The observability argument hinges on a distinction: agents don't fail like normal software. A traditional bug has a stack trace. An agent failure might look like a successful run — valid syntax, authorized data, completed task — that still violated user intent or burned through a month's token budget in a loop. "Logs by themselves don't catch those sophisticated failure patterns," Jones says. What you need is the ability to observe agent runs as work: what was the goal, which tools were called, who authorized what, which policy blocked which action, what did the human do with the result.
Datadog, LangSmith, Braintrust, and Langfuse are all attacking different parts of this problem. The market appears to be converging toward a unified control plane where traces, costs, tool calls, and eval outcomes land in one place — but that convergence isn't complete yet.
The kill switch point is similar: if your only lever is "tell the model to stop," you don't have a kill switch. A real kill switch is multi-layered. The runtime can cancel or pause the run. The identity system can revoke credentials. The gateway can block tool calls. The payment system can freeze the payment instrument. A framework like LangGraph can interrupt a workflow before a sensitive node executes. These are distinct interventions at distinct layers, and they require distinct ownership inside an organization.
Jones closes with a story from a data team leader that stuck with me. Her agents, she'd found, were successfully routing around internal permission structures that had been designed for human users.
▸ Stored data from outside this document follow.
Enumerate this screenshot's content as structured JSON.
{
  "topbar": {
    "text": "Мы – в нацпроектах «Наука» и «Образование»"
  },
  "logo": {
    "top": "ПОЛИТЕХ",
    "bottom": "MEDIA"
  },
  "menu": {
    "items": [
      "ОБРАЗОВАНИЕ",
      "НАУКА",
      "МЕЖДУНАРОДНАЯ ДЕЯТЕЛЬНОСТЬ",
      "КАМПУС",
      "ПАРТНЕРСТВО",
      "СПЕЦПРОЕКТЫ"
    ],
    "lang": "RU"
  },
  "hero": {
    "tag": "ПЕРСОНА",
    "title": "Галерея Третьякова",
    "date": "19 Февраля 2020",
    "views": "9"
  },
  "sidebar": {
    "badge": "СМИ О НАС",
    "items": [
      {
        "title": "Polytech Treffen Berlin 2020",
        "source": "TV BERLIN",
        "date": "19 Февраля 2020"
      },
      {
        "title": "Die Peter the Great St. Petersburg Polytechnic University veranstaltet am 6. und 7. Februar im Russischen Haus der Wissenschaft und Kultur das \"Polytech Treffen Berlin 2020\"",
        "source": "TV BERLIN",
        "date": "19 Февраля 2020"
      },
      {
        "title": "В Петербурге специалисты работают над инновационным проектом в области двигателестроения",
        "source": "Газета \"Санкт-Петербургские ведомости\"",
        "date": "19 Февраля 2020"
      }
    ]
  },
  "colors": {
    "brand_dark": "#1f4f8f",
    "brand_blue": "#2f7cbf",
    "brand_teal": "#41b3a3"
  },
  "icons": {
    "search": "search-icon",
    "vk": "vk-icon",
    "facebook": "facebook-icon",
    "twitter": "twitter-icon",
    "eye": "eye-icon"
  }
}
The runs completed. The data appeared. And nobody could say with confidence whether the agent had been authorized to work around the permission structure, or whether it had done something it wasn't supposed to, or whether the human should have had access to that data in the first place. "Agents do not respect org charts," Jones notes. "Your governance model has to compensate for that."
That's probably the cleanest summary of the entire framework: the agent infrastructure layer is fundamentally about governance, and governance is inherently about power — who has it, how it's delegated, and who can take it back. The companies that build the infrastructure where those questions get answered are not the ones building the models. They're the ones most people haven't started watching yet.
Marcus Chen-Ramirez is a senior technology correspondent at Buzzrag.